Training YOLOv8 on Labeled Data from Label Studio
YOLOv8 Training Data for Varied Conditions
Images
- Collect a diverse dataset comprising several thousand annotated images for each of the DVR camera views.
- Include images that represent different times of day, seasons, weather conditions, and lighting scenarios.
- Ensure a range of backgrounds and object poses to enhance model generalization.
Labels
- Annotate each image with bounding boxes to accurately mark objects for detection.
- Create labels for each object, considering variations in appearance under different conditions.
Note: Adequate representation of diverse conditions is crucial for robust object detection.

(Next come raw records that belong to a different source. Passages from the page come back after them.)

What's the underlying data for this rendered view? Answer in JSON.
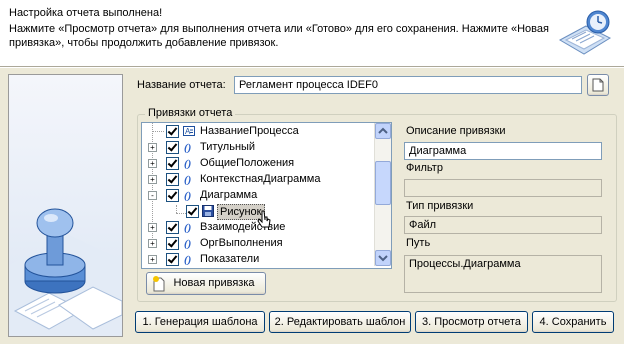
{
  "header": {
    "title": "Настройка отчета выполнена!",
    "description": "Нажмите «Просмотр отчета»  для выполнения отчета или «Готово» для его сохранения. Нажмите «Новая привязка», чтобы продолжить добавление привязок."
  },
  "report_name": {
    "label": "Название отчета:",
    "value": "Регламент процесса IDEF0"
  },
  "bindings_group_title": "Привязки отчета",
  "tree": [
    {
      "label": "НазваниеПроцесса",
      "icon": "text-field-icon",
      "expander": false
    },
    {
      "label": "Титульный",
      "icon": "binding-icon",
      "expander": "+"
    },
    {
      "label": "ОбщиеПоложения",
      "icon": "binding-icon",
      "expander": "+"
    },
    {
      "label": "КонтекстнаяДиаграмма",
      "icon": "binding-icon",
      "expander": "+"
    },
    {
      "label": "Диаграмма",
      "icon": "binding-icon",
      "expander": "-"
    },
    {
      "label": "Рисунок",
      "icon": "save-image-icon",
      "expander": false,
      "selected": true
    },
    {
      "label": "Взаимодействие",
      "icon": "binding-icon",
      "expander": "+"
    },
    {
      "label": "ОргВыполнения",
      "icon": "binding-icon",
      "expander": "+"
    },
    {
      "label": "Показатели",
      "icon": "binding-icon",
      "expander": "+"
    }
  ],
  "details": {
    "description_label": "Описание привязки",
    "description_value": "Диаграмма",
    "filter_label": "Фильтр",
    "filter_value": "",
    "type_label": "Тип привязки",
    "type_value": "Файл",
    "path_label": "Путь",
    "path_value": "Процессы.Диаграмма"
  },
  "new_binding_button": "Новая привязка",
  "footer_buttons": {
    "generate": "1. Генерация шаблона",
    "edit": "2. Редактировать шаблон",
    "preview": "3. Просмотр отчета",
    "save": "4. Сохранить"
  }
}
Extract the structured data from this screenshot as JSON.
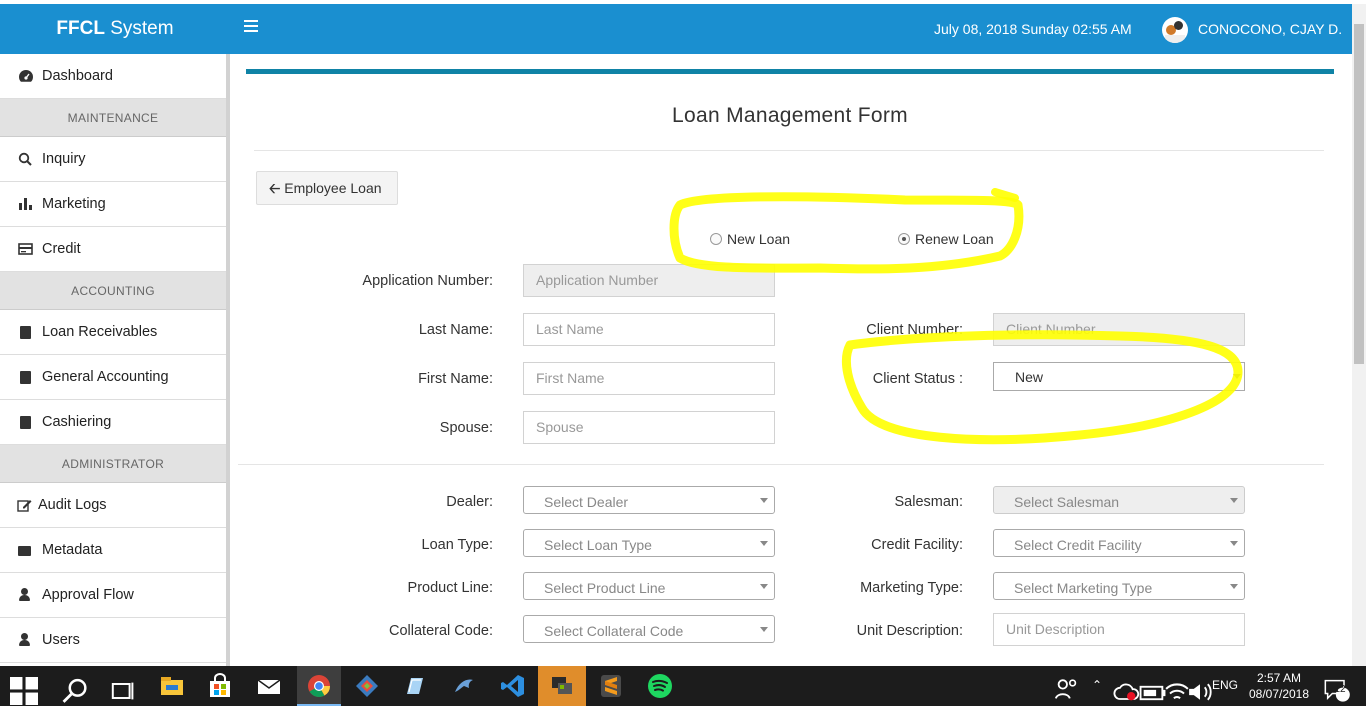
{
  "app": {
    "title_bold": "FFCL",
    "title_rest": " System"
  },
  "header": {
    "datetime": "July 08, 2018 Sunday 02:55 AM",
    "user": "CONOCONO, CJAY D."
  },
  "sidebar": {
    "items": [
      {
        "label": "Dashboard",
        "icon": "dashboard-icon"
      },
      {
        "section": "MAINTENANCE"
      },
      {
        "label": "Inquiry",
        "icon": "search-icon"
      },
      {
        "label": "Marketing",
        "icon": "bar-chart-icon"
      },
      {
        "label": "Credit",
        "icon": "credit-card-icon"
      },
      {
        "section": "ACCOUNTING"
      },
      {
        "label": "Loan Receivables",
        "icon": "book-icon"
      },
      {
        "label": "General Accounting",
        "icon": "book-icon"
      },
      {
        "label": "Cashiering",
        "icon": "book-icon"
      },
      {
        "section": "ADMINISTRATOR"
      },
      {
        "label": "Audit Logs",
        "icon": "edit-icon"
      },
      {
        "label": "Metadata",
        "icon": "folder-icon"
      },
      {
        "label": "Approval Flow",
        "icon": "user-icon"
      },
      {
        "label": "Users",
        "icon": "user-icon"
      }
    ]
  },
  "form": {
    "title": "Loan Management Form",
    "back_button": "Employee Loan",
    "radio_new": "New Loan",
    "radio_renew": "Renew Loan",
    "selected_loan": "renew",
    "application_number": {
      "label": "Application Number:",
      "placeholder": "Application Number"
    },
    "last_name": {
      "label": "Last Name:",
      "placeholder": "Last Name"
    },
    "first_name": {
      "label": "First Name:",
      "placeholder": "First Name"
    },
    "spouse": {
      "label": "Spouse:",
      "placeholder": "Spouse"
    },
    "client_number": {
      "label": "Client Number:",
      "placeholder": "Client Number"
    },
    "client_status": {
      "label": "Client Status :",
      "value": "New"
    },
    "dealer": {
      "label": "Dealer:",
      "placeholder": "Select Dealer"
    },
    "loan_type": {
      "label": "Loan Type:",
      "placeholder": "Select Loan Type"
    },
    "product_line": {
      "label": "Product Line:",
      "placeholder": "Select Product Line"
    },
    "collateral_code": {
      "label": "Collateral Code:",
      "placeholder": "Select Collateral Code"
    },
    "salesman": {
      "label": "Salesman:",
      "placeholder": "Select Salesman"
    },
    "credit_facility": {
      "label": "Credit Facility:",
      "placeholder": "Select Credit Facility"
    },
    "marketing_type": {
      "label": "Marketing Type:",
      "placeholder": "Select Marketing Type"
    },
    "unit_description": {
      "label": "Unit Description:",
      "placeholder": "Unit Description"
    }
  },
  "taskbar": {
    "lang": "ENG",
    "time": "2:57 AM",
    "date": "08/07/2018",
    "notifications": "12"
  },
  "colors": {
    "header": "#1a8fd0",
    "card_border": "#0f83a6",
    "highlight": "#ffff00"
  }
}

Refer to YOLOv8 documentation for specific recommendations and guidelines.
1. Prepare Your Dataset
Export Your Dataset
Export your dataset from Label Studio in the YOLO format. This will generate a .zip file containing the images and annotations in the required format.
Organize Your Dataset
Ensure your dataset is properly organized. Each image in the images
folder should have a corresponding annotation file in the labels
folder.
Dataset Structure
project-1-at-2023-12-10-11-21-cc95541c
images
: Contains all the .bmp image files.labels
: Contains corresponding .txt files for each image in YOLO format.
Prepare Label Files
Each label file should have the following format:
- One line per object.
- Each line:
<class_index> <x_center> <y_center> <width> <height>
, normalized to [0,1].
Create a train, val, and test split
Create a train, val, and test split of your dataset. The train set should contain 70% of the images, the val set should contain 15% of the images, and the test set should contain 15% of the images. This is the recommended split, but you can adjust it according to your needs.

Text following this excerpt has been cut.